Problem in its Context
In an urban area, trust in public transportation service (bus mode) is affected by the lack of updated and relevant information, knowledge that is necessary to make well-informed decisions. The possibilities of interactive systems could contribute to enhance the user experience and therefore build trust in this service.
The need for trust in the public transportation context is fulfilled by giving the users a tool to share and obtain recent and relevant information and hence increase their social capital.
This tool also opens possibilities of improvement, from the point of view of the companies that provide the public transportation service.

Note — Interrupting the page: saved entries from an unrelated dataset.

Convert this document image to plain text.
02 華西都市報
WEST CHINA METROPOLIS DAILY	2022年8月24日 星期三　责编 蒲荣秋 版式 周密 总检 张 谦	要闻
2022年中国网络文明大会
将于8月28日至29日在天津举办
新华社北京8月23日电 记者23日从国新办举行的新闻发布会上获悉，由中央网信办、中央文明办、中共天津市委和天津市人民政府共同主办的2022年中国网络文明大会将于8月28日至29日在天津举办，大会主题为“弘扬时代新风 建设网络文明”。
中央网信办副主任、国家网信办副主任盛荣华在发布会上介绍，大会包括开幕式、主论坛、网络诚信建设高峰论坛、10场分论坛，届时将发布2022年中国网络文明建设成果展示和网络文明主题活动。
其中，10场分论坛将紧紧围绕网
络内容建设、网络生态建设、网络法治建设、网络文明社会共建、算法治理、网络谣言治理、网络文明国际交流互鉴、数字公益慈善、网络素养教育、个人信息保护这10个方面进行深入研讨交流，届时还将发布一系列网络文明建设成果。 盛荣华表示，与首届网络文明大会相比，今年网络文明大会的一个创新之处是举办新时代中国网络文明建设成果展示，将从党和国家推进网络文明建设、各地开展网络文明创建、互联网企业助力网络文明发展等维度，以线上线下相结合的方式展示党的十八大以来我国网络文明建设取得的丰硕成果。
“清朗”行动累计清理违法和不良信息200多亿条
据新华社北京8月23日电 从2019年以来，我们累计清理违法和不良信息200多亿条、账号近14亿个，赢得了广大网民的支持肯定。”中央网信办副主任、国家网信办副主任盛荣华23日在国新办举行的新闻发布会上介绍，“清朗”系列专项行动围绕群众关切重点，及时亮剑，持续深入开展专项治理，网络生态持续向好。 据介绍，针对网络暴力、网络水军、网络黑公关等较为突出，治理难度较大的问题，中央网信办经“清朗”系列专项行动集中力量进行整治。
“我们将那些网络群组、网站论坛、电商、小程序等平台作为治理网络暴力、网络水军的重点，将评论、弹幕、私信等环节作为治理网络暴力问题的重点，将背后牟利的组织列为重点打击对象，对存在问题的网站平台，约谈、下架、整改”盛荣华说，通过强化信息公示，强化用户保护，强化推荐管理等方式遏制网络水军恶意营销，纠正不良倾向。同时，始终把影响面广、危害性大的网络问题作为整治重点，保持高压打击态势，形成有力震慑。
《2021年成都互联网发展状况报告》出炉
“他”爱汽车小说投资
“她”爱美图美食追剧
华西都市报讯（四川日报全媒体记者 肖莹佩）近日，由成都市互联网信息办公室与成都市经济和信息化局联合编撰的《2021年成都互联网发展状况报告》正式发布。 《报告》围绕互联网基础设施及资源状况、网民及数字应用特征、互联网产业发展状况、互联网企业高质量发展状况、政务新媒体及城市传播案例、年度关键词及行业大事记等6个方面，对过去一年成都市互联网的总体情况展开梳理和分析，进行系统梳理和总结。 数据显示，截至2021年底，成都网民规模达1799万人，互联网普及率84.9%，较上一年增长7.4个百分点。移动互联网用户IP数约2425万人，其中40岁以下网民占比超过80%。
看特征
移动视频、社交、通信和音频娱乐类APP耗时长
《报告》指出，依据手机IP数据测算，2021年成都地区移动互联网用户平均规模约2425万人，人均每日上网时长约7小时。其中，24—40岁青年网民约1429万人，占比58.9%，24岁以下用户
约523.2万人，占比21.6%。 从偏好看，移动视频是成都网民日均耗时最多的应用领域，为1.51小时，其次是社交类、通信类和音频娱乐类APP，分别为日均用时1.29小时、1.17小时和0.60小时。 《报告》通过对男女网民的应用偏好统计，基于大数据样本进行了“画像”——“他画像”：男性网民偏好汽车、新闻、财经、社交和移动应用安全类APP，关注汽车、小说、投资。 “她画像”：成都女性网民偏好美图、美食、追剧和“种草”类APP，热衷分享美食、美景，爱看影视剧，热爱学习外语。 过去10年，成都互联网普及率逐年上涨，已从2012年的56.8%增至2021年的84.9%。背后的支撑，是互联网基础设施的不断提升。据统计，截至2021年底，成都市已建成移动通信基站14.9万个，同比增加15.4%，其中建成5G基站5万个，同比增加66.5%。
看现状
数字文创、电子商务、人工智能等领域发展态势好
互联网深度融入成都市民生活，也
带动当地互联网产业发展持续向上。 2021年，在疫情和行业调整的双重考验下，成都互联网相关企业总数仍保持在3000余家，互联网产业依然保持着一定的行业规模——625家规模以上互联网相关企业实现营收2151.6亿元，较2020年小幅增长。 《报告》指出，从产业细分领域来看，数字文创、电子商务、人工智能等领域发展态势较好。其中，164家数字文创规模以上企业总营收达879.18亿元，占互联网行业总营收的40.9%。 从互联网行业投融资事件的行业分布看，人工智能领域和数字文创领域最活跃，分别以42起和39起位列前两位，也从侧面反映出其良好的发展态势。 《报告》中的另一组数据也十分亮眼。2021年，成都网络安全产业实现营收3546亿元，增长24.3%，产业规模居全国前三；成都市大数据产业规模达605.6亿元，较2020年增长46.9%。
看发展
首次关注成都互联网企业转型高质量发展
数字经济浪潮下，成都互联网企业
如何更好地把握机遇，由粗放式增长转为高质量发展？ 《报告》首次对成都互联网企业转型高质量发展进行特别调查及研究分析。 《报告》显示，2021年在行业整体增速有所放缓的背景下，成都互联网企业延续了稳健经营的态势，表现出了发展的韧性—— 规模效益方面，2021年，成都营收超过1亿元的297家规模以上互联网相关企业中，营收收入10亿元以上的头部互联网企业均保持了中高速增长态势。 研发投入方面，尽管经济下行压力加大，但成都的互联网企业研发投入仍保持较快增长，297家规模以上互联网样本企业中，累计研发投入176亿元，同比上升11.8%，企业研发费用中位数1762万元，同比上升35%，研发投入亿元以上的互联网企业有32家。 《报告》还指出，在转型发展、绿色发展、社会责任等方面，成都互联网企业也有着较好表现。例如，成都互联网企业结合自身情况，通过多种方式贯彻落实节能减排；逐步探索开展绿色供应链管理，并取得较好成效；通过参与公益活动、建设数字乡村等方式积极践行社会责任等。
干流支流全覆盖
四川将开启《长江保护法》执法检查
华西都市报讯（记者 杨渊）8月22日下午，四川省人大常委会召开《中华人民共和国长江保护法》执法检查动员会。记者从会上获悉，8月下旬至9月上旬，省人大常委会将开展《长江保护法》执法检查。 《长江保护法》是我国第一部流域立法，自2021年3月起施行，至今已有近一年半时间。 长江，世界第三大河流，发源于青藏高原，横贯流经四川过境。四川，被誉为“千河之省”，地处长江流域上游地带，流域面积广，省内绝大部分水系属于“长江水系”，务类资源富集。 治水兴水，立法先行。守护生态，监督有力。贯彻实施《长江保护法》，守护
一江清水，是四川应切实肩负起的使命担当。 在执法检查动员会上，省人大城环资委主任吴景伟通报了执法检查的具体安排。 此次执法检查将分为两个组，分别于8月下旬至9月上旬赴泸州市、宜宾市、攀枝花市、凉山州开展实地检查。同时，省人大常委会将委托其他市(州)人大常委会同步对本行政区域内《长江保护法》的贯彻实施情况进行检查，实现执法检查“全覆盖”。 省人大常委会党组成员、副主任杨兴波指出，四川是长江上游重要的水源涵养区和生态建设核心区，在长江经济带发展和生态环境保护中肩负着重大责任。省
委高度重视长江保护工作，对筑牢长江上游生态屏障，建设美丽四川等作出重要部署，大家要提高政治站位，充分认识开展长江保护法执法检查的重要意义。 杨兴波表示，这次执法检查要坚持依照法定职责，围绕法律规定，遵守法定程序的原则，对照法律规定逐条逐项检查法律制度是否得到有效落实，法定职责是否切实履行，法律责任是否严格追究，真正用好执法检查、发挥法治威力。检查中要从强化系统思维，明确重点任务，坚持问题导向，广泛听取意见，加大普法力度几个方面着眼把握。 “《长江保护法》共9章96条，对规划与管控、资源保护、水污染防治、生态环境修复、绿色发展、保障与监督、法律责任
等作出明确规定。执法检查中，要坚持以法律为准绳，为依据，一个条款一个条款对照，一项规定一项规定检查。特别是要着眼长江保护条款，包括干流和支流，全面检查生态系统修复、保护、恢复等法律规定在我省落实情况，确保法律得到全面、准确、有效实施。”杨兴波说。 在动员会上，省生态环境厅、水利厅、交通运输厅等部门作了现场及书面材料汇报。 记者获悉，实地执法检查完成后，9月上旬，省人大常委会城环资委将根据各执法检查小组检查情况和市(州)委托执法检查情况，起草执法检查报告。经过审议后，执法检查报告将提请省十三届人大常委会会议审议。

As mentioned before, users of PT face issues that affect their productivity daily. This problem can be related to a range of factors like time, space or geographical location. This thesis argues that a mobile app that applies the principles of social interaction effectively and that focuses on the user’s needs can help to enhance their experience, making the service more reliable.
A user-centered approach to this problem starts by perceiving the main factors or constraints that people find in their day-to-day journey. In a visual interface that addresses this problem, these factors need to be represented as close to the conceptual model of the users as possible, allowing them to access the interface and the information within the transit system without additional frustration in the process.
History shows that designers have been trying to figure out how to display transit information to users in a way that extends to how we understand spatial relations, using diagrams with different interpretations, some with more rigor than others (Rawsthorne). In recent years, technologies such as Google Maps and Mapbox, have provided a real reference of the users and their location. This is commonly used in applications and games, as recently epitomized in Pokemon Go. All these new methods, technologies, and applications, as explained by Norman, are constantly improving and evolving the experience; but seem to have the same mistakes and challenges; challenges that can be addressed with an understanding of human needs, capabilities and behavior (8).
Public transportation is a complicated system and it is important for the operation and growth of any urban area. The efficiency of a transport system affects the wellbeing of the people: time spent traveling to different activities, air pollution, or safety issues. Thus, this chapter suggests a practical overview of the context and the everyday conditions users must deal with.
To contextualize the case of study, the city of San José is in the Great Metropolitan Region (GAM) and is the main urban area of Costa Rica, its main public transport system lies on the bus modality. The GAM includes almost half the population of the country, and like most cities in Latin America the population is young, only the 6.03% is older than 65. Taking this into consideration, the target audience of this thesis are between 18 and 25 years old, mostly college students and young workers, who use the bus regularly and haven’t acquired a personal mean of transportation yet (Bussiere 73-74).
In a survey taken in the 90’s about the origin-destiny of trips people did in the morning and the evening, 60% were done using the bus, 12% in car, and 27% walking. This has probably changed, increasing the car rides, due to the increasing number of vehicles owned by people in San José; but still, the bus remains as an important mean of transportation for many people, especially for attending college or work. In general, the public transportation system offers a worthy service to the main urban midpoints in the city like in Figure 3, although it offers problems to travel between some peripheral spots, this limits the interaction for some people who don’t have a car or won’t pay taxi (Bussiere 79).
Currently, for many of the users their intentions to catch a bus at a scheduled arrival time are foiled by some of these factors:
- Buses can be early or late
- Commuters can be late or leave early
- Overcrowded buses
- Changing routes
- Scattered stops
As Buxton says in his book Sketching User Experiences: Getting the Design Right and the Right Design, “To adequately take the social and physical context into account in pursuing a design, we must experience some manifestation of it in those contexts (the wild) while still in the design cycle—the earlier the better” (Buxton 37). This is especially true when the context involves people interacting with each other in a context of common spaces in the cities; hence in a later chapter, the research in the context helps to empathize with the potential users of the app as well as their daily matters in general.